In A Bold Fashion Statement, Israel Bans Underweight Models


Israel certainly kicked off 2015 with a bang! And we’re not talking about a fireworks display, we’re talking about one of the most bold fashion statements ever to be made across the industry. They have banned underweight models industry wide.

For any country to enact a ban of this kind (and Israel is not the first) it sends a loud and clear message to the industry that there needs to be a change; the standards need to be re-evaulated.

Starting January 1st, the new law stated that any model appearing on the catwalk or in advertising must have a body mass index of 18.5 or higher. Any lower than that and they are considered underweight and malnourished according to WHO standards.

The law also requires advertisers to print disclaimers if any of their images have been digitally altered in any way. Bravo!

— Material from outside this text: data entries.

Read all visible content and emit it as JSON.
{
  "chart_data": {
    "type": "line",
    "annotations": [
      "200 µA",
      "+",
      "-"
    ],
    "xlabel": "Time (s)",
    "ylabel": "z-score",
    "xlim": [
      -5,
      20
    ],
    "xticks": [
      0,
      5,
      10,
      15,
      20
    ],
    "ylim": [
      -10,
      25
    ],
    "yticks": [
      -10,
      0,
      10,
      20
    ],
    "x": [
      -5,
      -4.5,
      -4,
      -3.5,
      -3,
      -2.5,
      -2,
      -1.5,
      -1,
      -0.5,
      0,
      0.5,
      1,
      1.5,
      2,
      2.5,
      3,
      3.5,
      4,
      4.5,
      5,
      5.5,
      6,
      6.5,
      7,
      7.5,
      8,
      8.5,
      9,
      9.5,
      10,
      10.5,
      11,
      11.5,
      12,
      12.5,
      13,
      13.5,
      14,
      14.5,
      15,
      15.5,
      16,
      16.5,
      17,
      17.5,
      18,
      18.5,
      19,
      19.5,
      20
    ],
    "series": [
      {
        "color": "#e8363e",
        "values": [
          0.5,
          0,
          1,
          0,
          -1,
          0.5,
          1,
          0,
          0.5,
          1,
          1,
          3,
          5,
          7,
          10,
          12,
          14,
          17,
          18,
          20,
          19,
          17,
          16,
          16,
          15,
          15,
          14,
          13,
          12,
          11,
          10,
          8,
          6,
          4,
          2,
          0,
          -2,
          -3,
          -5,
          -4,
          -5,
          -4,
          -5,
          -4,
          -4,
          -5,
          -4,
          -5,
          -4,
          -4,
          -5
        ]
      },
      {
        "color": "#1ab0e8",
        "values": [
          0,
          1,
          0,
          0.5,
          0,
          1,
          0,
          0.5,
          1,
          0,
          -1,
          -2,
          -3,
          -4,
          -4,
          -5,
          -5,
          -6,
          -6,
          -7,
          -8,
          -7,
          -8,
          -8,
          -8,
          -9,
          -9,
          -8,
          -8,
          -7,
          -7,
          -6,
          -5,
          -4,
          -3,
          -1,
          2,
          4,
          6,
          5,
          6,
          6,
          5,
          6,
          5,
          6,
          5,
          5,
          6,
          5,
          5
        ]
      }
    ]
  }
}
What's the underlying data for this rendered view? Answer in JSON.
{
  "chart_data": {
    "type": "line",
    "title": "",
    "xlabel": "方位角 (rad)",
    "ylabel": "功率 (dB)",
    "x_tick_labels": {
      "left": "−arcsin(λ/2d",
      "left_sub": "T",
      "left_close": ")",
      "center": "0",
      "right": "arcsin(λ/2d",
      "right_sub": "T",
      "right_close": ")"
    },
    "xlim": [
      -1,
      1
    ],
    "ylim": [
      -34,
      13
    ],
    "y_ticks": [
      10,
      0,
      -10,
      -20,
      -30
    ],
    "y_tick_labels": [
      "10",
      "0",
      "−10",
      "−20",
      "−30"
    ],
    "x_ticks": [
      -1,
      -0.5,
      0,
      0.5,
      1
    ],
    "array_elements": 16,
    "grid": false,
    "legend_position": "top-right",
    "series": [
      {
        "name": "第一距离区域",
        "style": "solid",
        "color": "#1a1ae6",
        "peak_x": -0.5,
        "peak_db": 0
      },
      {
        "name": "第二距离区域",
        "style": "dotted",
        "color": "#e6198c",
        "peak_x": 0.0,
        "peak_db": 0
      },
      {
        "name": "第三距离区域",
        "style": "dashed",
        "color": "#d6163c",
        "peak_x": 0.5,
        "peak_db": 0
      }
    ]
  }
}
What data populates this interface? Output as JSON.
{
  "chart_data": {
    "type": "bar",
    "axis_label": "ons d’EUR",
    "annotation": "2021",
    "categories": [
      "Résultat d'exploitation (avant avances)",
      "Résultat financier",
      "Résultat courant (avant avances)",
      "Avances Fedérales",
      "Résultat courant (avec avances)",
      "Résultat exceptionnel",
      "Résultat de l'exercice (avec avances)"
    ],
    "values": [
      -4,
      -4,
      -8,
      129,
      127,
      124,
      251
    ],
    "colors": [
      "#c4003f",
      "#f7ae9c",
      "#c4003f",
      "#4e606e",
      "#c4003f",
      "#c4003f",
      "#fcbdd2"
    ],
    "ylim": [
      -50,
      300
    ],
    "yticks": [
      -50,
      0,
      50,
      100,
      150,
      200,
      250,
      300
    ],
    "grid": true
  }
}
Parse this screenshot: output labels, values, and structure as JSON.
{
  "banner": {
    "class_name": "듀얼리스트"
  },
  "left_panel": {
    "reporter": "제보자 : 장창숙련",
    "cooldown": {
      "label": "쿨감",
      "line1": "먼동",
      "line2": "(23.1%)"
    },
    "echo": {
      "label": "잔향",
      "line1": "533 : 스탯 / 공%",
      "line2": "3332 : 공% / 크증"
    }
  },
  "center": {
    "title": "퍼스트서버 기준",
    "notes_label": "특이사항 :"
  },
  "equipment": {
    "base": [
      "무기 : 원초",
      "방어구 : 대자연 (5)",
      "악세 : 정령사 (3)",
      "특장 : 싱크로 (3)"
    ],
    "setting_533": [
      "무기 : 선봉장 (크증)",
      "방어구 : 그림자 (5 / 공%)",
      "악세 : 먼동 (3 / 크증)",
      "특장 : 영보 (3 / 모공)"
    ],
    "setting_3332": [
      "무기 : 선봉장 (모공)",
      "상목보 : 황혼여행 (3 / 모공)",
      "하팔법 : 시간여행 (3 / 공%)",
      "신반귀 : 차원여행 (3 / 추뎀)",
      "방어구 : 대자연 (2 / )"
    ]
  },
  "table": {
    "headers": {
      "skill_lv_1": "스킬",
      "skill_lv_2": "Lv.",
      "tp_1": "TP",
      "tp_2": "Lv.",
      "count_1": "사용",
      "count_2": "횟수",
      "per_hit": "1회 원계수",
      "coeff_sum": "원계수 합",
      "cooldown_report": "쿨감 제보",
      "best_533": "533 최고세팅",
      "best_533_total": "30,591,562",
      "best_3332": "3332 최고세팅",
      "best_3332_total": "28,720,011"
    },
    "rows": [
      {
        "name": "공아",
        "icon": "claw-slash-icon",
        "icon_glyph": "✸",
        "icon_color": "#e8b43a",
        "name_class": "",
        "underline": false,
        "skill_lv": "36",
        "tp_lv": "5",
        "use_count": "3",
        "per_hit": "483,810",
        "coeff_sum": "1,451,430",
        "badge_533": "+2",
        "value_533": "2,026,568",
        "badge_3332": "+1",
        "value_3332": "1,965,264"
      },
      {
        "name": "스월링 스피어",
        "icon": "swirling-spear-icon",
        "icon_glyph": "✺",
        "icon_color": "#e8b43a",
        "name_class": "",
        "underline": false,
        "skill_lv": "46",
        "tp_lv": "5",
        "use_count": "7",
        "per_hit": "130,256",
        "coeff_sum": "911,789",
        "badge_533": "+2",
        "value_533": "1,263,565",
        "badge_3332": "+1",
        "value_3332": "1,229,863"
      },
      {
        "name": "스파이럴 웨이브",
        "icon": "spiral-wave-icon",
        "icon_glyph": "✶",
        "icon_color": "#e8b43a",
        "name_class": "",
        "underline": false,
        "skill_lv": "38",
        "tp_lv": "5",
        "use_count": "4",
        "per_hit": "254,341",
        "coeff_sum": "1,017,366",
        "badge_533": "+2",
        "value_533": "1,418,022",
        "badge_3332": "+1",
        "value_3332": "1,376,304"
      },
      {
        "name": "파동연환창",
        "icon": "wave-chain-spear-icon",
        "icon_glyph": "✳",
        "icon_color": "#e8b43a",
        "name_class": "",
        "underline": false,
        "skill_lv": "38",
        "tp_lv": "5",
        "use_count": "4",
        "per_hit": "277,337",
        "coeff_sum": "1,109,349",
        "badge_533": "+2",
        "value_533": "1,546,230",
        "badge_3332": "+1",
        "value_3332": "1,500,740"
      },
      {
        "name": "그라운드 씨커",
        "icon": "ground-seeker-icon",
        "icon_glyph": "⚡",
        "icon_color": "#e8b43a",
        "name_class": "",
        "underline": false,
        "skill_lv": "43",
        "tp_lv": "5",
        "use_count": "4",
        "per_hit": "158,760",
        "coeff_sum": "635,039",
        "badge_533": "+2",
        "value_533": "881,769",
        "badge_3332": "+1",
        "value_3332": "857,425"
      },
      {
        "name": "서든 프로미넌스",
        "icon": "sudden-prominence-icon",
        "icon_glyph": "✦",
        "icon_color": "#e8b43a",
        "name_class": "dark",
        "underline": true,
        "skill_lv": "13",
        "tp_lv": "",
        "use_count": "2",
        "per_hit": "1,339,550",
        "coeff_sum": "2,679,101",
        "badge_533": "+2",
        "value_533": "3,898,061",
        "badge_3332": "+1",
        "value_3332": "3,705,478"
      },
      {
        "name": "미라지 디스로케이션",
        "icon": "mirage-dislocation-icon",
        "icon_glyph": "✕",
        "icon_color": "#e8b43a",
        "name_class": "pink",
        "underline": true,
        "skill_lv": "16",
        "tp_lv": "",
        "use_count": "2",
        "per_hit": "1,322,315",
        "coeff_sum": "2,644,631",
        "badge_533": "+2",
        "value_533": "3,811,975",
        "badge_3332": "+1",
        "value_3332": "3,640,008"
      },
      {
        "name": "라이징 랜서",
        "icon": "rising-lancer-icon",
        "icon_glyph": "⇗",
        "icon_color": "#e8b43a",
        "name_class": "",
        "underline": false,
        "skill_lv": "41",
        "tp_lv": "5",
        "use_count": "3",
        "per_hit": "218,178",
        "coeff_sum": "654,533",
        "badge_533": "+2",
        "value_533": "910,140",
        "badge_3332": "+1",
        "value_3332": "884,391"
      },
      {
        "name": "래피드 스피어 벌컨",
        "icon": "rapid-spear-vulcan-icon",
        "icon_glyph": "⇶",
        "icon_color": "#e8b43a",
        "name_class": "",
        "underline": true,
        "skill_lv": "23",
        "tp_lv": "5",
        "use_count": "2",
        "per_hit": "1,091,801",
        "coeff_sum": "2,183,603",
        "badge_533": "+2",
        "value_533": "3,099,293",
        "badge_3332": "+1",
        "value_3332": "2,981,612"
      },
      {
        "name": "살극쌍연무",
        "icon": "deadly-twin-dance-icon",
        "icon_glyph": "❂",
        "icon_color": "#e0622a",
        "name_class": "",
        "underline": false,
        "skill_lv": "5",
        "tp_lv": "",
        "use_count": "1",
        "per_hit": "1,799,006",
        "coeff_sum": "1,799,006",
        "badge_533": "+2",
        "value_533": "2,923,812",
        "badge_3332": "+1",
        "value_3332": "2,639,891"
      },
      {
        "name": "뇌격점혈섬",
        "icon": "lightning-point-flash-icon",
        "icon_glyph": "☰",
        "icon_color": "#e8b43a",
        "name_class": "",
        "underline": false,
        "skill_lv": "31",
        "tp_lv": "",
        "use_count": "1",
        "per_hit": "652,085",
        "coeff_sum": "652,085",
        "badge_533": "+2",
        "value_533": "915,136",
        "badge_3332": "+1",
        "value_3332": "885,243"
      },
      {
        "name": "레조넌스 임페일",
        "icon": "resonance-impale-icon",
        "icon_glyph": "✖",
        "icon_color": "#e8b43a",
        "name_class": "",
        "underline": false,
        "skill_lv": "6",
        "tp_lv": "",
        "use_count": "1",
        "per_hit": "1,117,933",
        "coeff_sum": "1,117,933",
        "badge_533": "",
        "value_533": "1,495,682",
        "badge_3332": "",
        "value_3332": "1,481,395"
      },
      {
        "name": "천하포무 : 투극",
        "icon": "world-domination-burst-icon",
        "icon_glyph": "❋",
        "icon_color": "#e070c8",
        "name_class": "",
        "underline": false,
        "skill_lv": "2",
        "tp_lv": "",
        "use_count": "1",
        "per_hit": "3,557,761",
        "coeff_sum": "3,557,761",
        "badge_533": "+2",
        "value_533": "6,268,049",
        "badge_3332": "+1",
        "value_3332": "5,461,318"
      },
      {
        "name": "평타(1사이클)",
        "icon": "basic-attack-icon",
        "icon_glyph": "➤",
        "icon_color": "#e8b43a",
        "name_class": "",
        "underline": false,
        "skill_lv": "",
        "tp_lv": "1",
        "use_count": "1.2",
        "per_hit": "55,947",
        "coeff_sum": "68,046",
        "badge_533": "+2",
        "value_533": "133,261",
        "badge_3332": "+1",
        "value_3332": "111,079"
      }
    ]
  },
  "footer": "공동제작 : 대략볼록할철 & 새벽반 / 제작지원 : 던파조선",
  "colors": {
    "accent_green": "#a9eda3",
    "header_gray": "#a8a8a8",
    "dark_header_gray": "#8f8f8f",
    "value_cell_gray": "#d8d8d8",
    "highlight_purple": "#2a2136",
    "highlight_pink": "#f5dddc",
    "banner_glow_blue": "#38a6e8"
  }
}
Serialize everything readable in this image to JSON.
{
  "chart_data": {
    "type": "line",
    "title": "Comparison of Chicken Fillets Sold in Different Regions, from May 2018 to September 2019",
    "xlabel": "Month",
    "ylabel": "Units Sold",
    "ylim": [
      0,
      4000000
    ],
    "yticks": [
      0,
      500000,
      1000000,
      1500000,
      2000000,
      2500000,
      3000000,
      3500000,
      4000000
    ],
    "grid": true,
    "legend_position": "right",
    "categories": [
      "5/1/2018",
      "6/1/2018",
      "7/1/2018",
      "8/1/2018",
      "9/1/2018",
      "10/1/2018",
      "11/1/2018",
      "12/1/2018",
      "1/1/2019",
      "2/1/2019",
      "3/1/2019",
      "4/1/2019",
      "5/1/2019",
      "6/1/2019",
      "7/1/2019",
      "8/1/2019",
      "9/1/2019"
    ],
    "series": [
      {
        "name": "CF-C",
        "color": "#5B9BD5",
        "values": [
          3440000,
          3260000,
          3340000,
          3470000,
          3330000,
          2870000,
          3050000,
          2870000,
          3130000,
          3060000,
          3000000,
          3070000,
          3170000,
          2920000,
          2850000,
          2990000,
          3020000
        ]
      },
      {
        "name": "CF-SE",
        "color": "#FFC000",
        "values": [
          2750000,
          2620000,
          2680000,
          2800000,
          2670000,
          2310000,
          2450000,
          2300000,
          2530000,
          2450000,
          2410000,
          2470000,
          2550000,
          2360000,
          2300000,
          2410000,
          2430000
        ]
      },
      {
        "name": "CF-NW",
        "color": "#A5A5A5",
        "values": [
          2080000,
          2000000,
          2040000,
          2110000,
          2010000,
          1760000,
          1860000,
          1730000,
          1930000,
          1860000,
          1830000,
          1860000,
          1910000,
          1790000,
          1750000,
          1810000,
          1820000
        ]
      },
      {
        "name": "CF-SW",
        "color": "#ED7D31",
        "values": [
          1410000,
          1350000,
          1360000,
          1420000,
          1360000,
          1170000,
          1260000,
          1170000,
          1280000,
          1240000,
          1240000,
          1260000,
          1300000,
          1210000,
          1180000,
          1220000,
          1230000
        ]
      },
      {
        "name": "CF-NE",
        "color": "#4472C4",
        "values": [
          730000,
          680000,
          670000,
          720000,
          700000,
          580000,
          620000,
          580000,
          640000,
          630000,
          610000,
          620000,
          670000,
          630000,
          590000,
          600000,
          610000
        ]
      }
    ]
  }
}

Here’s hoping this will give the ‘Truth In Advertising’ proposed bill a much-needed boost here in the US.

Israeli gynecologist, lawyer, and politician Rachel Adatto is the woman who spearheaded this new law after she realized the link between the epidemic of eating disorders and the fashion industry.

“So many girls are idolizing these models and wanting to look like them,” she told The Daily Beast.

More and more countries are waking up to the dangerous trends that are seeping their way through our youth and creating a generation of girls who don’t have the developed capacity to distinguish between a silly fad and something that disastrously takes over their well-being.


“In 2006, after two models collapsed and died when they stepped off the runway, Brazil, India, Israel, and Uganda banned underweight models from the catwalk. Madrid Fashion Week strictly bans models who have a BMI below 18 and Milan’s Fashion Week does not allow models to walk if they have a BMI below 18.5. The UK and US also have guidelines, but they are mostly subject to the designer’s tastes. Models are required to turn in a medical report 3 months prior to the show,” writes Hayli Goode over at Bustle.

These countries realize that eating disorders are not something to be taken lightly. Italy, being one of the biggest bastions of fashion on the planet, are doing a good job of cracking down on dangerous trends. In August 2014 they announced a new law that would regulate and shut down sites that glorify anorexia and bulimia.

In 2012 Vogue magazine announced that 19 of its global publications were banning the use of models under the age of 16 after a spread in French Vogue with a 10 year old model caused massive outrage. Why should adult women reading this fashion tome be sold an image of an under-developed girl with the subliminal message “this is how you need to look to achieve perfection”? It was a damn good move on the magazine’s part if we do say so!

Of course, the new Israeli law, like many other similar laws, have its fair share of critics. Some say the BMI is no longer an accurate measure of good health, some say the law demonizes women who are naturally very thin and makes them feel ashamed of their own genetics.

These are valid points to be considered for sure, but we also have to look at the bigger picture. Shai Avital, owner and CEO of Elite Israel, one of the most successful fashion model agencies in Israel, says the law is unnecessary.


“The law disregards the fact that some models are thin due to genetics and nothing they would do would increase their BMI to the legally accepted level,” he said. “This law ends now their careers. Israel is today the only country where a body weight legal control is in effect and this is not necessarily something to be proud of. ”

Ok fair point, but the fact that a girl may have to cross off modeling off her careers list because of her genetics isn’t exactly the worst thing to happen in the history of the world. Modeling isn’t an altogether bad profession, but it has a long, storied history of creating problematic ideals and wreaking havoc on generations of women in regards to their self-esteem.

If a naturally thin girl in Israel with a BMI below 18.5 now has to instead go to college and pursue a career in, say, engineering or science, or teaching, or management, should we be sad about that?

While some may say this law and others like it is a clamp on the freedom to be creative, we say bravo to the men and women around the world who recognize that if their law could’ve saved the lives of those two Brazilian models, then everything they are doing, criticism and all, is definitely worth it.

Dr. Adi Enoch-Levy, a psychiatrist who treats people with eating disorders at the Safra children’s hospital in Tel Aviv, says there is an undeniable link between eating disorders and the media, therefore he supports a move like this.

“I think the importance of this law is that young women, who until now had only one very narrow definition of what the body model to aspire to was, will from now on have a wider definition of physical beauty.”

Now THAT deserves a round of applause.